Nuevos medicamentos, sistemas para detectar el cáncer, materiales más sostenibles, ciberseguridad o predicción de catástrofes naturales”. Esas son las expectativas del lehendakari, Imanol Pradales, protagonista este miércoles en la inauguración de la torre cuántica de nanoGUNE. El Centro de Investigación Cooperativa donostiarra expande la cuántica “made in Euskadi” en Gipuzkoa. Se trata, aseguran sus responsables, de una “vía alternativa” hacia el éxito en el desarrollo de la investigación cuántica, en paralelo al superordenador de IBM.

Hablamos de cuántica “made in Euskadi”. Y también se hace en euskera.

La Torre Cuántica de nanoGUNE ha abierto sus puertas. Un grupo de investigadores del nuevo grupo de hardware cuántico lleva trabajando allí desde hace dos semanas, desde que se obtuvo la licencia de apertura del Ayuntamiento de Donostia.

Pradales ha calificado la Torre Cuántica como una “infraestructura estratégica que refuerza la posición del País Vasco como polo de referencia europea en tecnologías cuánticas”. 

Durante la visita guiada a las nuevas instalaciones, los responsables del centro mostraron uno de los equipos de refrigeración de dilución, un sistema clave para dar estabilidad, en condiciones de frío extremo (-273 grados centígrados), a los cuatro qubits que procesan la información del actual procesador cuántico.

Chips diseñado en Donostia

En los laboratorios pueden verse equipos adquiridos gracias al programa Azpitek del Gobierno Vasco. En uno de los pasillos, un joven investigador guipuzcoano, de 25 años, ha explicado en euskera su trabajo con los chips cuánticos. Son piezas diseñadas en nanoGUNE, el elemento que les “aporta valor añadido”, y fabricadas a escala para el centro donostiarra en una planta especializada de Bélgica. Tras estudiar Física en Bilbao y completar un máster en Barcelona, acaba de iniciar su tesis doctoral en nanoGUNE.

De momento, están operativas dos de las siete plantas con las que cuenta la Torre Cuántica.

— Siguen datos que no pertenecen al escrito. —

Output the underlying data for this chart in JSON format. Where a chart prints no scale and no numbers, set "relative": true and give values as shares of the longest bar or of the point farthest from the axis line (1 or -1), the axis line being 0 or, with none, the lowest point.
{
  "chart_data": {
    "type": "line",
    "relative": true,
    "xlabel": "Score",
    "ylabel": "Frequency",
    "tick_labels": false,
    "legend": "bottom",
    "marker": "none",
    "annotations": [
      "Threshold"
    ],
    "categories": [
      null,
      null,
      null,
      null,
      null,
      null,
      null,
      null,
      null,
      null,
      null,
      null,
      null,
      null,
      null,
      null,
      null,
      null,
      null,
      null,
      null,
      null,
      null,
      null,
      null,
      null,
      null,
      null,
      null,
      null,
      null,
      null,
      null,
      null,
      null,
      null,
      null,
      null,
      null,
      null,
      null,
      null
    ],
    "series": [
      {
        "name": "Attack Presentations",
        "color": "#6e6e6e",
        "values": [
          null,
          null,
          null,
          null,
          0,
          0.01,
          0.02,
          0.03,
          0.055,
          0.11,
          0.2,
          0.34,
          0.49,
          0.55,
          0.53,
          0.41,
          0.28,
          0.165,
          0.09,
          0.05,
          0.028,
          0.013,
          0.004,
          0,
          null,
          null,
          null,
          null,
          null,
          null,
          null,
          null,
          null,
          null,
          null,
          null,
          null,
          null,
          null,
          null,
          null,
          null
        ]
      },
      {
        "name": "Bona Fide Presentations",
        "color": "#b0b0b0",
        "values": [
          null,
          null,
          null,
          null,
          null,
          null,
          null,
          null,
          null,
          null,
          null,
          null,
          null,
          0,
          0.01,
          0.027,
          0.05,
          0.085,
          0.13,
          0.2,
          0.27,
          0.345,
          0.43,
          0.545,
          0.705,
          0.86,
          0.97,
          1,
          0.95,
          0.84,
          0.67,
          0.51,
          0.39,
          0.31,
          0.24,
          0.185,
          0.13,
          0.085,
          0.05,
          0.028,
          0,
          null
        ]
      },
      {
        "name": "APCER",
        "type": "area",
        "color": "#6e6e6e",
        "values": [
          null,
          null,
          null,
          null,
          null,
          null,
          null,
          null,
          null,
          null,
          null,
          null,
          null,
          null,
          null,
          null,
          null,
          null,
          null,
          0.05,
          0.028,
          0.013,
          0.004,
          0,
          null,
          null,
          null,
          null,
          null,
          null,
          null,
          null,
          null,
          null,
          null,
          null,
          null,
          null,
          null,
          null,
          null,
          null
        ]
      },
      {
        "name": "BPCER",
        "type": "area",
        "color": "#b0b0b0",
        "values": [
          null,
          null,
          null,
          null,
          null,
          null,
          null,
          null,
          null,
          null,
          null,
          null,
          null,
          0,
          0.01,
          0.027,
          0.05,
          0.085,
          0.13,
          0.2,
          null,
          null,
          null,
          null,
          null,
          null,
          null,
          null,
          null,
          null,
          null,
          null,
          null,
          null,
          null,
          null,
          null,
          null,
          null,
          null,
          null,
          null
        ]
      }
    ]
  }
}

Según ha explicado otro investigador al lehendakari, el trabajo se basa en un proceso minucioso de “prueba y error” y el objetivo es que, de aquí a dos años, puedan realizarse experimentos reales para reducir el ruido cuántico.

Salto dentro de cinco años

El horizonte final pasa por “desarrollar ordenadores cuánticos cada vez más potentes”. La hoja de ruta prevé que en un plazo de cinco años se exprima toda la capacidad de la infraestructura, con hasta doce refrigeradores en funcionamiento y una plantilla de entre 45 y 50 investigadores.

Fernando González-Zalba, responsable del grupo de hardware cuántico, ha ejercido de guía para el lehendakari Imanol Pradales; la diputada general de Gipuzkoa, Eider Mendoza; el alcalde de Donostia, Jon Insausti; el presidente de CIC nanoGUNE, Javier Martínez-Ojinaga; y el consejero de Ciencia, Universidades e Innovación, Juan Ignacio Pérez Iglesias, entre otros.

González-Zalba presumió de tener “los mejores partners”. Y se mostró optimista sobre las posibilidades de esta tecnología: “Creo que en Europa podremos vencer en esta tecnología a gigantes como China y EEUU”.

“En un contexto de incertidumbre global, la apuesta por la ciencia y el conocimiento es la vía para el bienestar"

Eider Mendoza - Diputada general de Gipuzkoa

Brazo investigador

El partner de nanoGUNE en esta aventura, Quantum Motion, es una empresa británica cuyo objetivo es “ofrecer sistemas comercialmente viables, a escala industrial y tolerantes a fallos”. nanoGUNE será su brazo investigador.

Por su parte, Eider Mendoza, diputada general de Gipuzkoa, ha calificado de “hito de primer nivel” la inauguración de esta infraestructura tecnológica de 1.500 metros cuadrados de superficie en siete plantas. Ha señalado que el desarrollo de las tecnológicas cuánticas, punta de lanza del “avance científico y tecnológico”, es un factor de “de competitividad económica e industrial”. Según la diputada general, “en un contexto de incertidumbre global, la apuesta por la ciencia y el conocimiento” es la vía para dotar “de bienestar, de seguridad y de fortaleza” a la sociedad.